Last week I was in Edinburgh to run my co-discovery Embodying Data Workshop with 24 of Chris Speed‘s Design Informatics Masters students at the Art College. The workshop was devised a few months ago as part of my Creativeworks residency at Birkbeck College to introduce computer scientists to the possibilities of approaching the problem of data analysis and computation differently by manifesting data in tangible ways. Thus we may bring more of our human senses to bear on meaning making than merely relying, almost exclusively, on vision and hearing as with standard data visualisation techniques.
It is a hands-on workshop using paper-prototyping methods to explore manifesting data as physical objects – why would we do this? what sort of objects? how could it benefit data analysis and computation methods? – and is an opportunity to speculate on how we might discover new ways to generate insights into complex data sets to discern previously undetected patterns and make meaning.

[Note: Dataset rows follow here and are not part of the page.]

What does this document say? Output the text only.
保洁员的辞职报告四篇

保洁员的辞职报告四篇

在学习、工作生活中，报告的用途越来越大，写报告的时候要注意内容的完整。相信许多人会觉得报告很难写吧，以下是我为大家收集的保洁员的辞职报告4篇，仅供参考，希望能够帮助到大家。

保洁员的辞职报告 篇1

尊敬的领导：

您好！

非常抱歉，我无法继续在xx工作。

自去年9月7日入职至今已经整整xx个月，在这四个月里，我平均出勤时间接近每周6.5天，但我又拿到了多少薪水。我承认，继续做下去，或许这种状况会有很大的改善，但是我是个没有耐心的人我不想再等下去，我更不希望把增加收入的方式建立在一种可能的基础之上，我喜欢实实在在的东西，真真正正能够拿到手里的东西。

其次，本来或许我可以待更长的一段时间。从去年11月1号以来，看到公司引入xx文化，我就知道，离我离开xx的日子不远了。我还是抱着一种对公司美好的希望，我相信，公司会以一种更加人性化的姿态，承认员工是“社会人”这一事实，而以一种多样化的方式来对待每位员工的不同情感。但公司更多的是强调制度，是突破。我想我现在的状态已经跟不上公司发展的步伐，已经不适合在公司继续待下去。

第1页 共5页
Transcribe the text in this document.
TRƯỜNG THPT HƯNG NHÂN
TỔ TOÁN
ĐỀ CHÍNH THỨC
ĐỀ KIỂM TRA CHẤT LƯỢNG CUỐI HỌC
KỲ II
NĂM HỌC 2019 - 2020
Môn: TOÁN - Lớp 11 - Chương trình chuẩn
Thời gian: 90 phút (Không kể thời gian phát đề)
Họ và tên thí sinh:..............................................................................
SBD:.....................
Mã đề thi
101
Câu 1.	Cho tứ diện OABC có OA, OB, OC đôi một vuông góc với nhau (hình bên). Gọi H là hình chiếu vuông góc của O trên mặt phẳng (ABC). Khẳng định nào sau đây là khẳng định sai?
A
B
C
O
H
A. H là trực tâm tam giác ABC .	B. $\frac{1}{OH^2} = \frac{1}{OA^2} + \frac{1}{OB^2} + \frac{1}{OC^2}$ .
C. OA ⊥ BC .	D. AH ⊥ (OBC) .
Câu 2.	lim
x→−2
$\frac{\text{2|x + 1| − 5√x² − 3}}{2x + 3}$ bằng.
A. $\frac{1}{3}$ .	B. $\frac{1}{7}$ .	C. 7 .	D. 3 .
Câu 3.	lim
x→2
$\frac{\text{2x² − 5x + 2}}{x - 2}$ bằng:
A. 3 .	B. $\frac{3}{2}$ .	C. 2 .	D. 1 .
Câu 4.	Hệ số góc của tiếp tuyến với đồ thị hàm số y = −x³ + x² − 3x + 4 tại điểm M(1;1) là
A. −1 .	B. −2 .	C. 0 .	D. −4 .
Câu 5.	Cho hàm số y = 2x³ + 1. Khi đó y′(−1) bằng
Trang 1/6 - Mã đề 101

The workshop starts off by engaging the participants in identifying 11 major human senses (touch, taste, smell, sight, hearing, temperature, balance, pain, time, proprioception and interception) and discussing other sensory factors. Then we begin to map how many senses we actually use in everyday activities and tasks. In this way it becomes apparent how reliant we are on multiples senses to interpret our experiences of the world around us. How much then are we missing in trying to analyse data using just our visual and occasionally auditory senses? What patterns might also exist that we are simply not able to perceive because the senses that would detect them are not being activated? The last part of this exercise asks the participants to think about data sources and types, such as different kinds of sensors or data feeds/streams as well as the kinds of data coming through – energy use, health, environmental, sales, traffic, communications etc. We then follow on by mapping how we might interrogate such data using additional senses to sight and sound. What benefits might we get from having new ways to explore big and complex data sets? What could happen when we take digital data out of the machine and into the physical world?
This exercise is followed by a short presentation on Proboscis’ Lifestreams project: how and why we developed the life charms from biosensor data and what implications we believe it has for creating new insights into health and fitness data for wellbeing. Lifestreams provides both an actual context and talking point to discuss the difference that embodying data in the physical world – making it tangible to the senses – could have.
The second workshop exercise involves each participant using a blank StoryCube to imagine a data object of their own. I encourage them to use the 6 sides of the cube to indicate data types or streams that they might be using in their existing work or projects which could be used to generate a hypothetical data object. Then, placing their cube on a worksheet, the participants are prompted to consider how their data objects would connect with different human senses; how the objects might interact or connect with each other; whether they are personal or shared objects; what kind of conditions might people encounter them in. Participants are encouraged to consider what implications may arise from all these too.
Finally we discuss the ideas that have emerged from the exercise and, more generally, the potential for new insights into complex datasets to emerge from creating the possibility for senses other than sight and hearing to be involved in analysis. The point of the co-discovery workshop is to allow participants to come to their own understanding of the potential and what might be possible, not to be didactic. It aims to plant a seed of curiosity by exploring the gaps and absences in our toolkits for creating new kinds of knowledge, hopefully to inspire entirely new ways of expressing data in physical or environmental forms such that we can move beyond the ghetto of the primacy of the screen.
Further Iterations
I am available to deliver the workshop to other groups (academic, cultural or corporate). Please contact me for prices and bookings. The workshop lasts about 3 hours, is suitable for a range of abilities and works best with groups of 10 and more. It has been designed to engage scientists at both postgraduate student (Masters/PhD) and professional staff level (lecturer/researcher). It works equally well with designers, artists and others who are also exploring the use of data as a creative material/medium.
The sequence of workshops explored how students could take existing data sets and begin to develop meaningful manifestations in different forms – material, time based etc.
The methods were very supportive at allowing computer science and design students to develop a sensibility for what was previously raw data. Not an easy task but the results were strong and gave all of the students a refreshing, critical perspective on both the generation of data but also its representation.
Giles is able to able to take everybody with him on the journey through the workshops. Inclusive and smart, they provide a strong platform for considering strategies for the transposition of data from the immaterial to the material.